Можно считать подробности рассказа анекдотическими, но в целом в нем, как нам кажется, все же выражена основная идея политики Писистрата и его отношение к демосу: тиран готов (как будет видно из дальнейшего) помочь народу, но нет никаких указаний на то, что он стремился расширить политические права демоса, предоставить ему какую-либо свободу действий на политической арене.

Через все изложение Аристотеля в части, относящейся ко времени правления Писистрата, проходит идея необходимости ограничения деятельности граждан частной сферой. Тиран привлекал к себе знать связями с этой средой (ταΐς όμιλίαις), а людей из народа — оказанием им помощи в частных делах (ταΐς είς τα ίδια βοηθειαις, — Αθ. π., 16,9). Он делал послабления при обложении налогами, выдавал ссуды неимущим для сельскохозяйственных работ, упорядочил судопроизводство в хоре и т. д. С этим интересно сопоставить сообщение Геродота о «мудрейшей» хитрости Писистрата (Her., I, 63) после битвы при Паллене: победитель распорядился, чтобы его сторонники не брали в плен бегущих афинян, но чтобы его сыновья, посланные вперед на конях, старались ободрить бегущих и убеждали каждого из них возвратиться к себе домой.

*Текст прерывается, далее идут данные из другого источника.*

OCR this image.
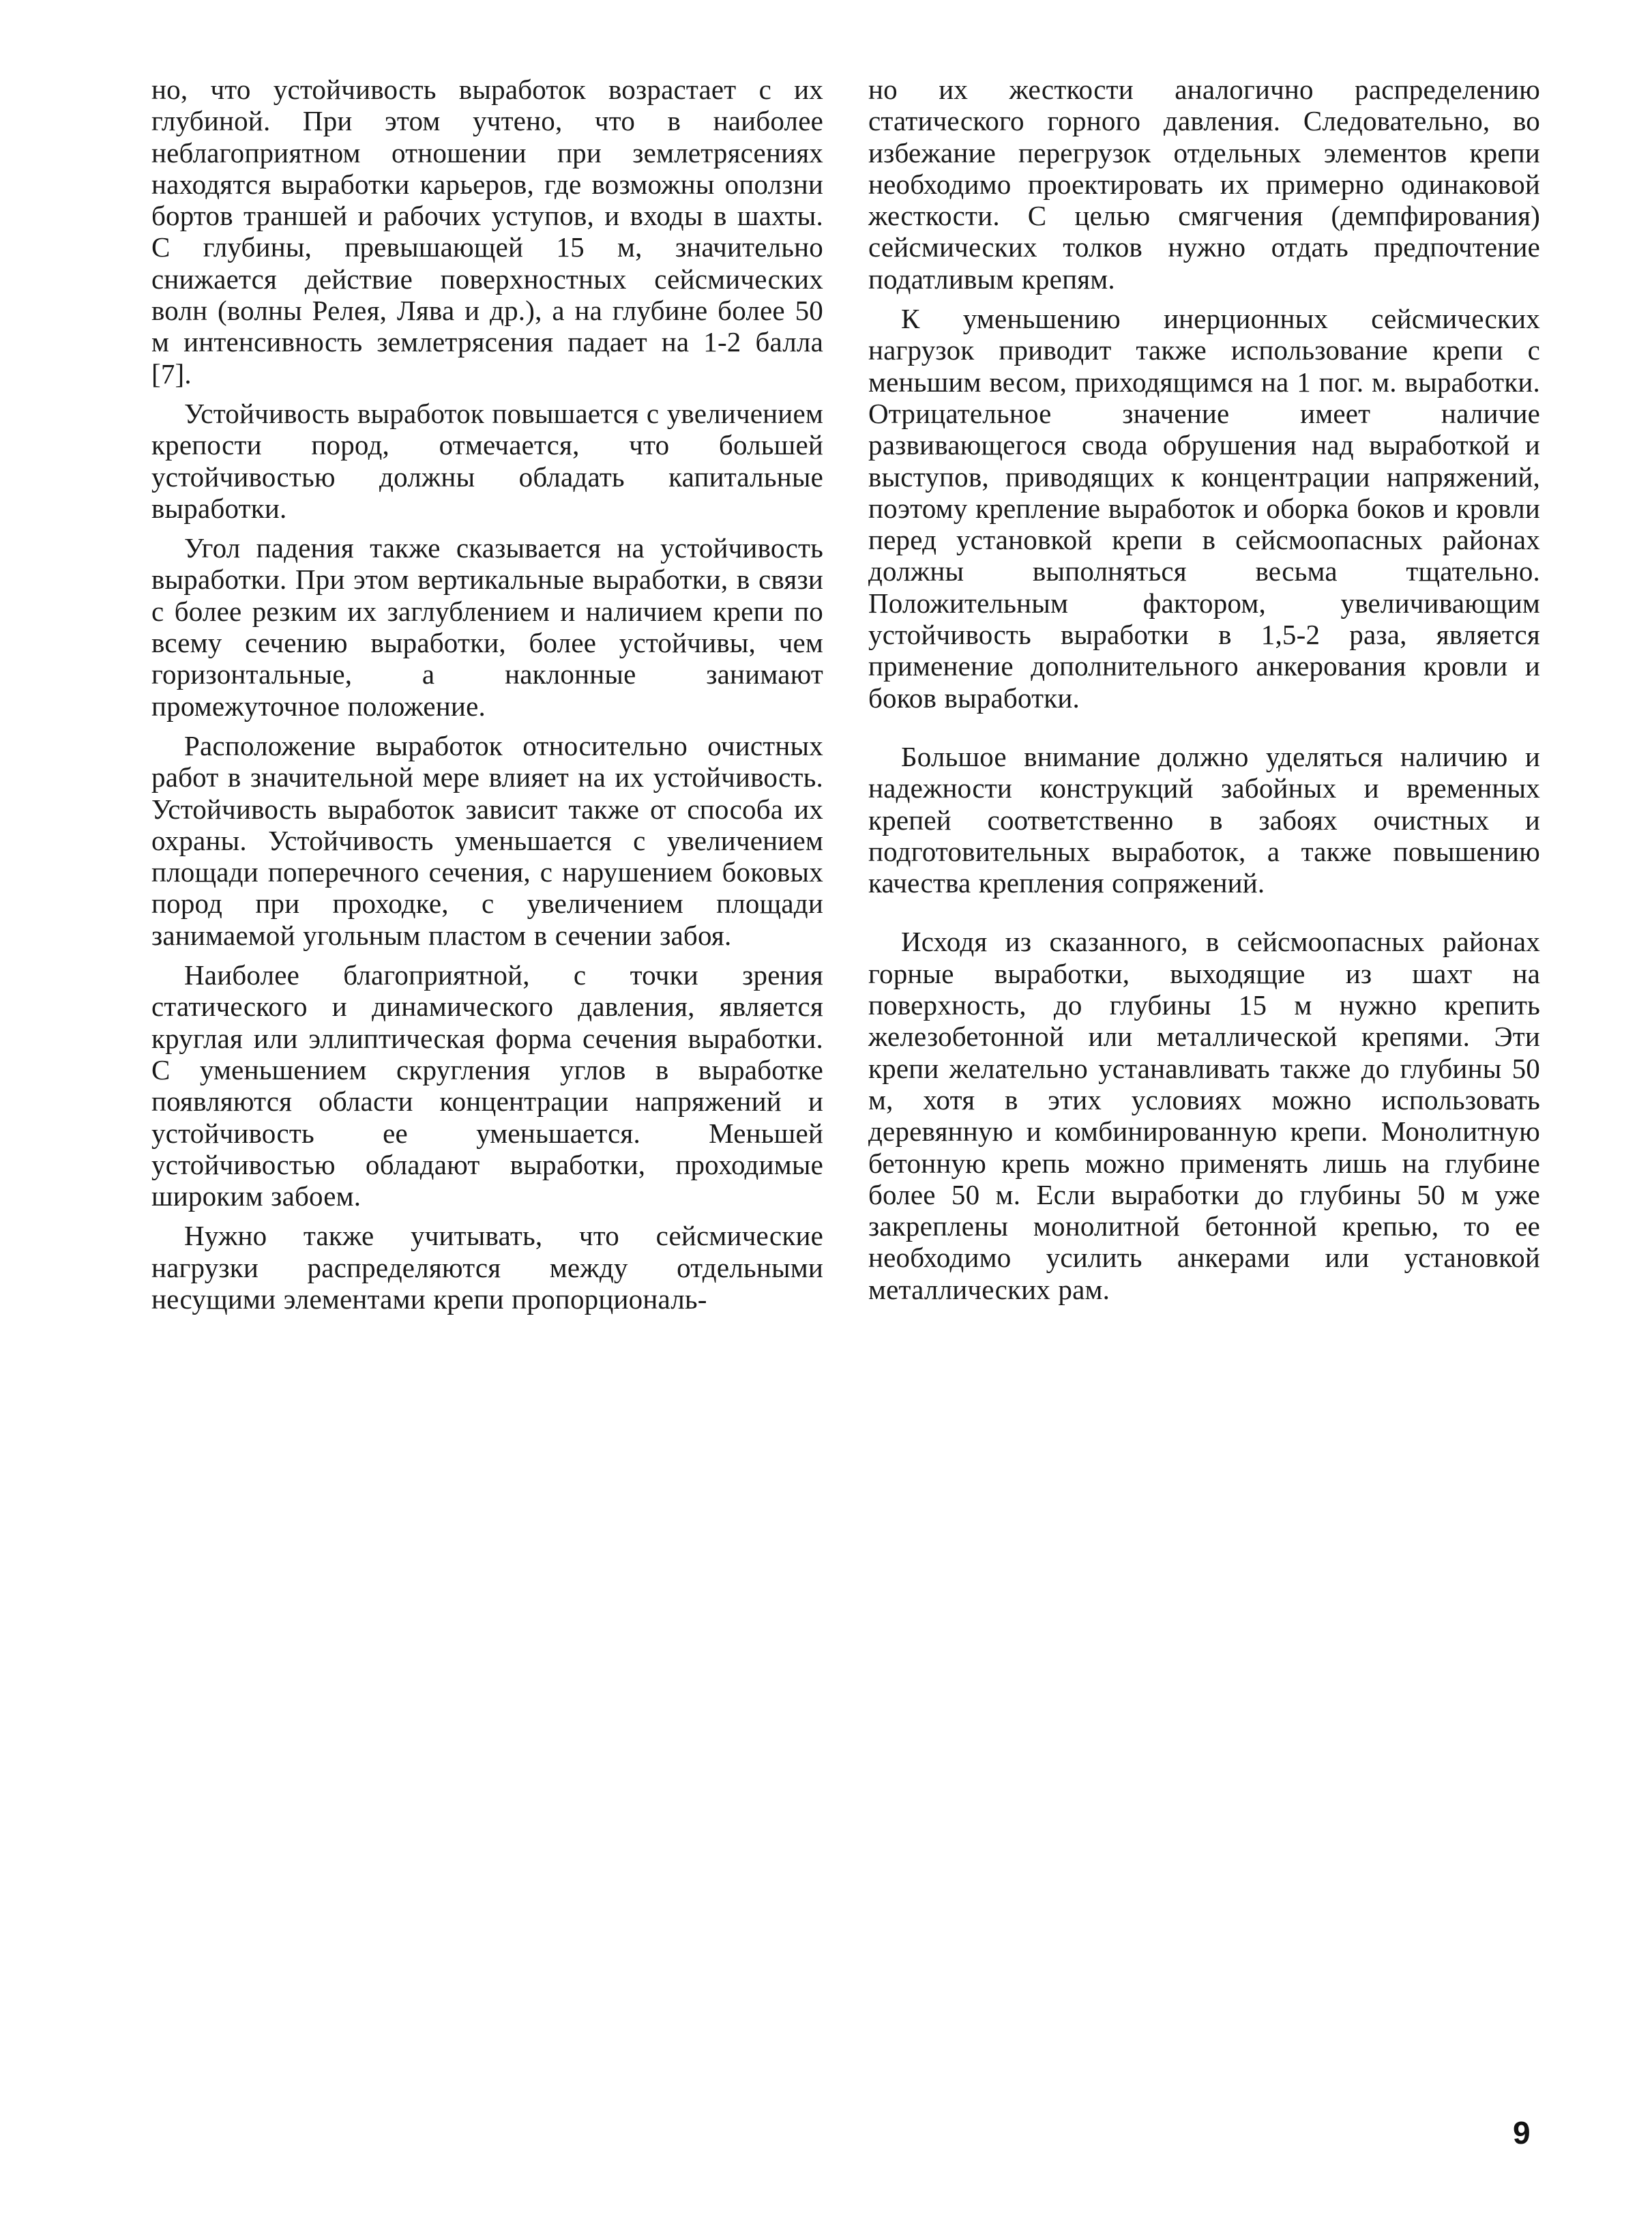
но, что устойчивость выработок возрастает с их глубиной. При этом учтено, что в наиболее неблагоприятном отношении при землетрясениях находятся выработки карьеров, где возможны оползни бортов траншей и рабочих уступов, и входы в шахты. С глубины, превышающей 15 м, значительно снижается действие поверхностных сейсмических волн (волны Релея, Лява и др.), а на глубине более 50 м интенсивность землетрясения падает на 1-2 балла [7].

Устойчивость выработок повышается с увеличением крепости пород, отмечается, что большей устойчивостью должны обладать капитальные выработки.

Угол падения также сказывается на устойчивость выработки. При этом вертикальные выработки, в связи с более резким их заглублением и наличием крепи по всему сечению выработки, более устойчивы, чем горизонтальные, а наклонные занимают промежуточное положение.

Расположение выработок относительно очистных работ в значительной мере влияет на их устойчивость. Устойчивость выработок зависит также от способа их охраны. Устойчивость уменьшается с увеличением площади поперечного сечения, с нарушением боковых пород при проходке, с увеличением площади занимаемой угольным пластом в сечении забоя.

Наиболее благоприятной, с точки зрения статического и динамического давления, является круглая или эллиптическая форма сечения выработки. С уменьшением скругления углов в выработке появляются области концентрации напряжений и устойчивость ее уменьшается. Меньшей устойчивостью обладают выработки, проходимые широким забоем.

Нужно также учитывать, что сейсмические нагрузки распределяются между отдельными несущими элементами крепи пропорциональ-

но их жесткости аналогично распределению статического горного давления. Следовательно, во избежание перегрузок отдельных элементов крепи необходимо проектировать их примерно одинаковой жесткости. С целью смягчения (демпфирования) сейсмических толков нужно отдать предпочтение податливым крепям.

К уменьшению инерционных сейсмических нагрузок приводит также использование крепи с меньшим весом, приходящимся на 1 пог. м. выработки. Отрицательное значение имеет наличие развивающегося свода обрушения над выработкой и выступов, приводящих к концентрации напряжений, поэтому крепление выработок и оборка боков и кровли перед установкой крепи в сейсмоопасных районах должны выполняться весьма тщательно. Положительным фактором, увеличивающим устойчивость выработки в 1,5-2 раза, является применение дополнительного анкерования кровли и боков выработки.

Большое внимание должно уделяться наличию и надежности конструкций забойных и временных крепей соответственно в забоях очистных и подготовительных выработок, а также повышению качества крепления сопряжений.

Исходя из сказанного, в сейсмоопасных районах горные выработки, выходящие из шахт на поверхность, до глубины 15 м нужно крепить железобетонной или металлической крепями. Эти крепи желательно устанавливать также до глубины 50 м, хотя в этих условиях можно использовать деревянную и комбинированную крепи. Монолитную бетонную крепь можно применять лишь на глубине более 50 м. Если выработки до глубины 50 м уже закреплены монолитной бетонной крепью, то ее необходимо усилить анкерами или установкой металлических рам.

9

Политика Писистрата сводилась к тому, чтобы не раздражать демоса, но охранять мир и спокойствие (Αθ. π., 16,7). Упомянутые мероприятия тирана в интересах неимущих Аристотель объясняет, между прочим, тем, что Писистрат хотел, чтобы бедняки не находились в городе, а жили рассеянно в хоре (Αθ. π., 16,3) и чтобы они, пользуясь средним достатком и будучи заняты своими частными делами (προς τοις ίδίοις οντες), не имели ни желания, ни досуга заниматься делами общественными. В этих словах видят выражение точки зрения консервативных кругов позднейшего времени[407]. Действительно, такой взгляд был распространен в этих кругах в IV в. Но отсюда не следует, что это, как и другие приведенные свидетельства о политике Писистрата, направленной на ограничение деятельности граждан их частными делами, исторически недостоверны. Упорное повторение известия о мерах к тому, чтобы население хоры не собиралось в городе (Αθ. π., 16,3; 16,5), едва ли является выражением лишь мнения Аристотеля: такая политика соответствует природе ранней тирании, возникшей в обстановке борьбы демоса и знати, но вовсе не представлявшей собою политической формы господства демоса.

Было бы, конечно, неосмотрительно видеть в политических столкновениях VI в. лишь борьбу знатных родов за преобладание. Эта борьба, связанная со старинными отношениями, со стародавними традициями, велась и ранее, в предшествующем столетии. В VI в. условия, в которых она происходила, изменились, знать не могла не считаться с демосом, который при Клисфене выступает как равноправная и даже решающая сила на политическую арену. Иначе говоря, рассмотрение вопроса о социальной опоре Писистрата не может ограничиться тем, что было сказано выше (стр. 148 сл.). Несомненно, что демос в той или иной форме уже до Клисфена оказывал сильное влияние на ход политической борьбы в Аттике и что, в частности, Писистрат в какой-то мере пользовался и его поддержкой. К нему перед решающим столкновением приходят его сторонники как из города, так и из демов (Her., I, 62). Аристотель прямо говорит, что власть тирана поддерживала большая часть как знатных (των γνωρίμων), так и людей из демоса (τωνοημοτών, — Αθ. π., 16,9). Демос принял решение дать ему стражу «дубинщиков» и т. д.